If you’ve heard of Umurangi Generation, it’s probably because of game critics calling it one of the most important games of the time, an angry, spiteful game pissed about the state of the world. Made by one Tali Faulkner, a Maori developer, the game is a photography sim where you go about a stage and take some requested shots on your bounty list, do some secondary objectives (each main and secondary objective unlocking new camera parts), and just mess around and take picture of whatever for the heck of it. You can walk, you can jump, and you can fiddle with your camera.
This is all set on the verge of the end of the world, as you can pick up on from little environmental details. The game is a master class in environmental storytelling, not having a word of spoken dialog outside the tutorial presentation, letting graffiti, ads, movie posters, newspaper headlines, and more tell you everything just from paying attention to the world around you. That doesn’t even get into the stand out details like the second stage taking place at a UN military outpost and how unexpectedly relaxed the atmosphere is. It also notably looks and plays kind of like trash – in a good way, of course. It’s a mess of samples and weird sounds mashed up into tunes and rhythms, messy but also undeniably enjoyable. It fits this game perfectly, a game with messed up collision that locks you on the edges of objects when you don’t make a good jump and with models made of milk cartons. This is all by purposeful intent, mind you.

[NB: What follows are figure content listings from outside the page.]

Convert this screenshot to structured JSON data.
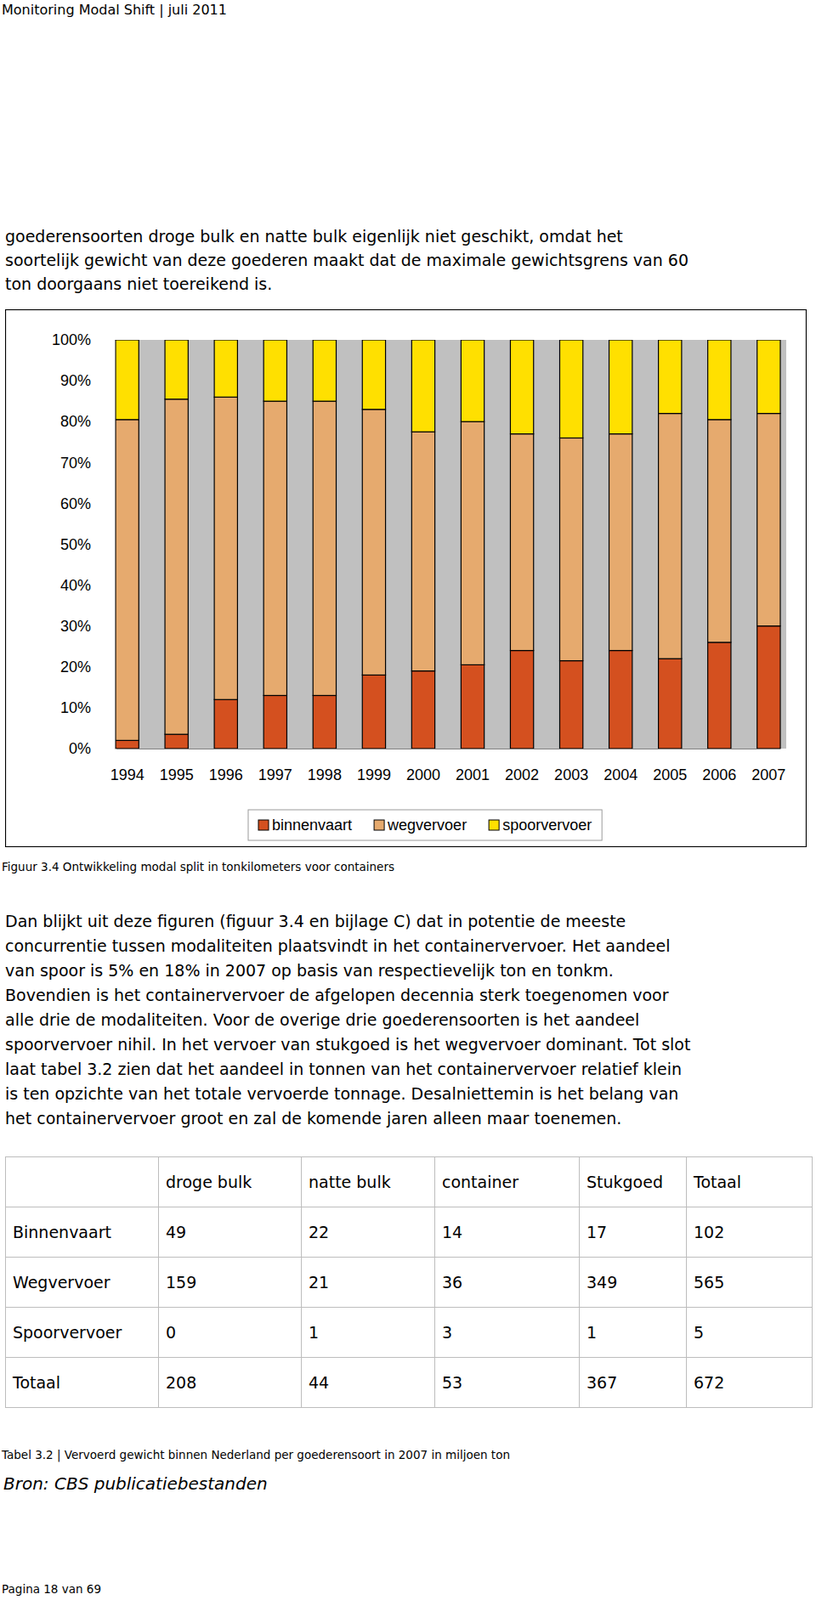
{
  "header": {
    "title": "Monitoring Modal Shift | juli 2011"
  },
  "paragraph_top": {
    "lines": [
      "goederensoorten droge bulk en natte bulk eigenlijk niet geschikt, omdat het",
      "soortelijk gewicht van deze goederen maakt dat de maximale gewichtsgrens van 60",
      "ton doorgaans niet toereikend is."
    ]
  },
  "chart_data": {
    "type": "bar",
    "stacked": true,
    "categories": [
      "1994",
      "1995",
      "1996",
      "1997",
      "1998",
      "1999",
      "2000",
      "2001",
      "2002",
      "2003",
      "2004",
      "2005",
      "2006",
      "2007"
    ],
    "series": [
      {
        "name": "binnenvaart",
        "color": "#d4501f",
        "values": [
          2,
          3.5,
          12,
          13,
          13,
          18,
          19,
          20.5,
          24,
          21.5,
          24,
          22,
          26,
          30
        ]
      },
      {
        "name": "wegvervoer",
        "color": "#e6aa6e",
        "values": [
          78.5,
          82,
          74,
          72,
          72,
          65,
          58.5,
          59.5,
          53,
          54.5,
          53,
          60,
          54.5,
          52
        ]
      },
      {
        "name": "spoorvervoer",
        "color": "#ffe000",
        "values": [
          19.5,
          14.5,
          14,
          15,
          15,
          17,
          22.5,
          20,
          23,
          24,
          23,
          18,
          19.5,
          18
        ]
      }
    ],
    "ylim": [
      0,
      100
    ],
    "yticks": [
      {
        "value": 0,
        "label": "0%"
      },
      {
        "value": 10,
        "label": "10%"
      },
      {
        "value": 20,
        "label": "20%"
      },
      {
        "value": 30,
        "label": "30%"
      },
      {
        "value": 40,
        "label": "40%"
      },
      {
        "value": 50,
        "label": "50%"
      },
      {
        "value": 60,
        "label": "60%"
      },
      {
        "value": 70,
        "label": "70%"
      },
      {
        "value": 80,
        "label": "80%"
      },
      {
        "value": 90,
        "label": "90%"
      },
      {
        "value": 100,
        "label": "100%"
      }
    ],
    "grid": false,
    "legend": "bottom"
  },
  "figure_caption": "Figuur 3.4 Ontwikkeling modal split in tonkilometers voor containers",
  "paragraph_body": {
    "lines": [
      "Dan blijkt uit deze figuren (figuur 3.4 en bijlage C) dat in potentie de meeste",
      "concurrentie tussen modaliteiten plaatsvindt in het containervervoer. Het aandeel",
      "van spoor is 5% en 18% in 2007 op basis van respectievelijk ton en tonkm.",
      "Bovendien is het containervervoer de afgelopen decennia sterk toegenomen voor",
      "alle drie de modaliteiten. Voor de overige drie goederensoorten is het aandeel",
      "spoorvervoer nihil. In het vervoer van stukgoed is het wegvervoer dominant. Tot slot",
      "laat tabel 3.2 zien dat het aandeel in tonnen van het containervervoer relatief klein",
      "is ten opzichte van het totale vervoerde tonnage. Desalniettemin is het belang van",
      "het containervervoer groot en zal de komende jaren alleen maar toenemen."
    ]
  },
  "table": {
    "columns": [
      "droge bulk",
      "natte bulk",
      "container",
      "Stukgoed",
      "Totaal"
    ],
    "rows": [
      [
        "Binnenvaart",
        49,
        22,
        14,
        17,
        102
      ],
      [
        "Wegvervoer",
        159,
        21,
        36,
        349,
        565
      ],
      [
        "Spoorvervoer",
        0,
        1,
        3,
        1,
        5
      ],
      [
        "Totaal",
        208,
        44,
        53,
        367,
        672
      ]
    ]
  },
  "table_caption": "Tabel 3.2 | Vervoerd gewicht binnen Nederland per goederensoort in 2007 in miljoen ton",
  "source": "Bron: CBS publicatiebestanden",
  "footer": "Pagina 18 van 69"
}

Umurangi Generation is a game about art and expression. The scoring system the game employs is ultimately arbitrary, whether the game thinks a photo is good or bad is completely random, so reaching a certain level of money earned in the secondary objectives comes down to just taking a bunch of pictures. It’s a sort of freeing thing to realize, that you can just shoot whatever and mess with the settings however you want. Make it an artsy black and white, turn up the saturation to make some graffiti pop, over expose something for shits and giggles, do whatever. See that cat? Capture it with a fish eye lens, fish eye lens everything, who’s gonna complain? You can even play with spray paint and hover boots in the DLC (which is a must to fully experience the game).
It’s all about making cool shit, even having the option whenever you close the game to share your art on social media, which doubles as a brilliant marketing strategy. The youngins’ you meet in the game have a similar focus and attitude, often seen having dance parties in the street, hanging out in the graffiti hall, chillin’ on the rooftop with your penguin buddy, that sort of thing. At the same time, you keep finding graffiti that expresses anguish, frustration, and straight up anger at the powers that be, the inept UN, the feeling of helplessness of being unable to do anything, an almost reverent fear of what’s coming towards them.
If there’s one developer that can be cited possible influence on this, it would be SUDA 51. There’s a few stylish flourishes here clearly borrowed (including that old semi-spooky Mac text to speech effect on the title screen), but there’s some overlap in how they express their anti-authoritarian politics. Suda isn’t the sort of guy to make games about people’s revolutions or organized action, but rather personal expression as an act of rebellion in a broken and dehumanizing system (see The 25th Ward in particular). While one could read Umurangi as a nihilistic story (though there definitely is a streak of that in there), it doesn’t feel defeatist or self-centered either, not unlike Suda’s work. These sorts of games can be grim, but they do explore a sort of uneasy truth that, no matter how bad things get, there are little victories to claim for ourselves.
Umurangi Generation is very blatantly about how inept the Neoliberal ideology that runs the world is unfit for actually helping people or solving problems, Faulkner citing the Australian wild fires and response to COVID worldwide as major inspirations for this game. It’s about the last generation of humanity watching the world as they knew it come to an end. Seeing it solely as a parable about climate change and empowering the wealthy, however, ignores the part that Faulkner is part of a first people’s tribe. His people have experienced the end of the world as they knew it already, living in a post apocalypse brought by colonizers, their language slowly dying and their old ways replaced with modernization – in Faulkner’s case, with internet subcultures and urban aesthetics. It’s how he found a way to express himself with art.
Umurangi Generation has so much to read into, but it’s also so easy to appreciate on the surface level. Like it’s other shitty future Japanophile siblings, Broken Reality and Paradise Killer, there’s a lot to read in there, but the aesthetics can be vibed with on their own isolated. The unique photography mechanics makes it more then just a narrative experience, though, but something to be toyed with for a long time still. The game is both a tool of expression and an expression of frustration in and of itself, and what it has to say is just as important as what it lets you say with it.